Anti-Zionism: Analytical Reflections, Roselle Tekiner, Samir Abed-Rabbo, Norton Mezvinsky, editors, is a collection of essays written by Jews, Christians, and Muslims, Israelis and Americans, as a tribute to Rabbi Elmer Berger for “diligently defending for over forty years, the great spiritual values of the Jewish faith against the ideology that falsely equates political Zionism with Judaism.” These essays challenge the concept that Israel is a peace-loving democracy and that the continuing state of Middle East hostilities is due to intransigient Palestinians and rigid hostility of Israel’s Arab neighbors.
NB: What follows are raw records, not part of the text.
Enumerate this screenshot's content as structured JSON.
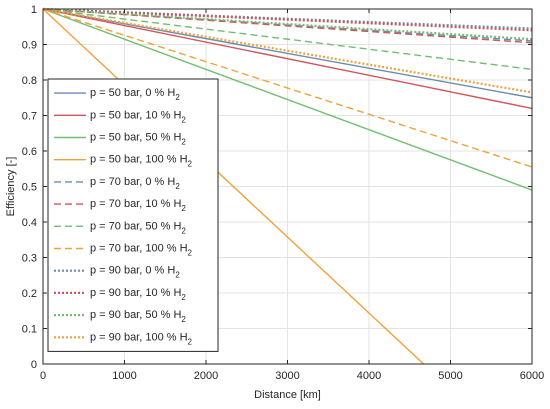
{
  "chart_data": {
    "type": "line",
    "title": "",
    "xlabel": "Distance [km]",
    "ylabel": "Efficiency [-]",
    "xlim": [
      0,
      6000
    ],
    "ylim": [
      0,
      1
    ],
    "xticks": [
      "0",
      "1000",
      "2000",
      "3000",
      "4000",
      "5000",
      "6000"
    ],
    "yticks": [
      "0",
      "0.1",
      "0.2",
      "0.3",
      "0.4",
      "0.5",
      "0.6",
      "0.7",
      "0.8",
      "0.9",
      "1"
    ],
    "grid": true,
    "legend_position": "top-left",
    "colors": {
      "blue": "#6a8caf",
      "red": "#d1555b",
      "green": "#72bd72",
      "orange": "#f0a23a",
      "axis": "#262626",
      "grid": "#e3e3e3"
    },
    "series": [
      {
        "name": "p = 50 bar, 0 % H2",
        "label_main": "p = 50 bar, 0 % H",
        "label_sub": "2",
        "color": "blue",
        "dash": "solid",
        "x": [
          0,
          6000
        ],
        "y": [
          1.0,
          0.75
        ]
      },
      {
        "name": "p = 50 bar, 10 % H2",
        "label_main": "p = 50 bar, 10 % H",
        "label_sub": "2",
        "color": "red",
        "dash": "solid",
        "x": [
          0,
          6000
        ],
        "y": [
          1.0,
          0.72
        ]
      },
      {
        "name": "p = 50 bar, 50 % H2",
        "label_main": "p = 50 bar, 50 % H",
        "label_sub": "2",
        "color": "green",
        "dash": "solid",
        "x": [
          0,
          6000
        ],
        "y": [
          1.0,
          0.49
        ]
      },
      {
        "name": "p = 50 bar, 100 % H2",
        "label_main": "p = 50 bar, 100 % H",
        "label_sub": "2",
        "color": "orange",
        "dash": "solid",
        "x": [
          0,
          4670
        ],
        "y": [
          1.0,
          0.0
        ]
      },
      {
        "name": "p = 70 bar, 0 % H2",
        "label_main": "p = 70 bar, 0 % H",
        "label_sub": "2",
        "color": "blue",
        "dash": "dashed",
        "x": [
          0,
          6000
        ],
        "y": [
          1.0,
          0.91
        ]
      },
      {
        "name": "p = 70 bar, 10 % H2",
        "label_main": "p = 70 bar, 10 % H",
        "label_sub": "2",
        "color": "red",
        "dash": "dashed",
        "x": [
          0,
          6000
        ],
        "y": [
          1.0,
          0.905
        ]
      },
      {
        "name": "p = 70 bar, 50 % H2",
        "label_main": "p = 70 bar, 50 % H",
        "label_sub": "2",
        "color": "green",
        "dash": "dashed",
        "x": [
          0,
          6000
        ],
        "y": [
          1.0,
          0.83
        ]
      },
      {
        "name": "p = 70 bar, 100 % H2",
        "label_main": "p = 70 bar, 100 % H",
        "label_sub": "2",
        "color": "orange",
        "dash": "dashed",
        "x": [
          0,
          6000
        ],
        "y": [
          1.0,
          0.555
        ]
      },
      {
        "name": "p = 90 bar, 0 % H2",
        "label_main": "p = 90 bar, 0 % H",
        "label_sub": "2",
        "color": "blue",
        "dash": "dotted",
        "x": [
          0,
          6000
        ],
        "y": [
          1.0,
          0.945
        ]
      },
      {
        "name": "p = 90 bar, 10 % H2",
        "label_main": "p = 90 bar, 10 % H",
        "label_sub": "2",
        "color": "red",
        "dash": "dotted",
        "x": [
          0,
          6000
        ],
        "y": [
          1.0,
          0.94
        ]
      },
      {
        "name": "p = 90 bar, 50 % H2",
        "label_main": "p = 90 bar, 50 % H",
        "label_sub": "2",
        "color": "green",
        "dash": "dotted",
        "x": [
          0,
          6000
        ],
        "y": [
          1.0,
          0.915
        ]
      },
      {
        "name": "p = 90 bar, 100 % H2",
        "label_main": "p = 90 bar, 100 % H",
        "label_sub": "2",
        "color": "orange",
        "dash": "dotted",
        "x": [
          0,
          6000
        ],
        "y": [
          1.0,
          0.765
        ]
      }
    ]
  }
}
The authors, all respected authorities, argue that political/historical Zionism, systematized by Theodore Herzl and codified in the legal, political, and socio-economic structure of Israel, is the principle obstacle to peace.

The Jewish people must take to heart the words from the Passover Haggadah:

Each drop of wine we pour is hope and prayer that people will cast out the plagues that threaten everyone everywhere they are found, beginning in our own hearts: The making of war, the teaching of hate and violence, despoliation of the earth, perversion of justice and of government, fomenting of vice and crime, neglect of human needs, oppression of nations and peoples, corruption of culture, subjgation of science, learning and human discourse, the erosion of freedoms.

“Never Again,” the rallying cry of the Zionists, must take on a more universal meaning. The world must never again stay silent while those in power decide who lives and who dies. And, just as the Germans have had to pay reparations for what they did to the Jews, the Zionist Jews, whether in Israel or in the United States, must also pay for their active support of Israel’s war crimes. It may seem improbable at this point in time, with the genocide of the people of Gaza occurring at this very minute, but that day of reckoning will come.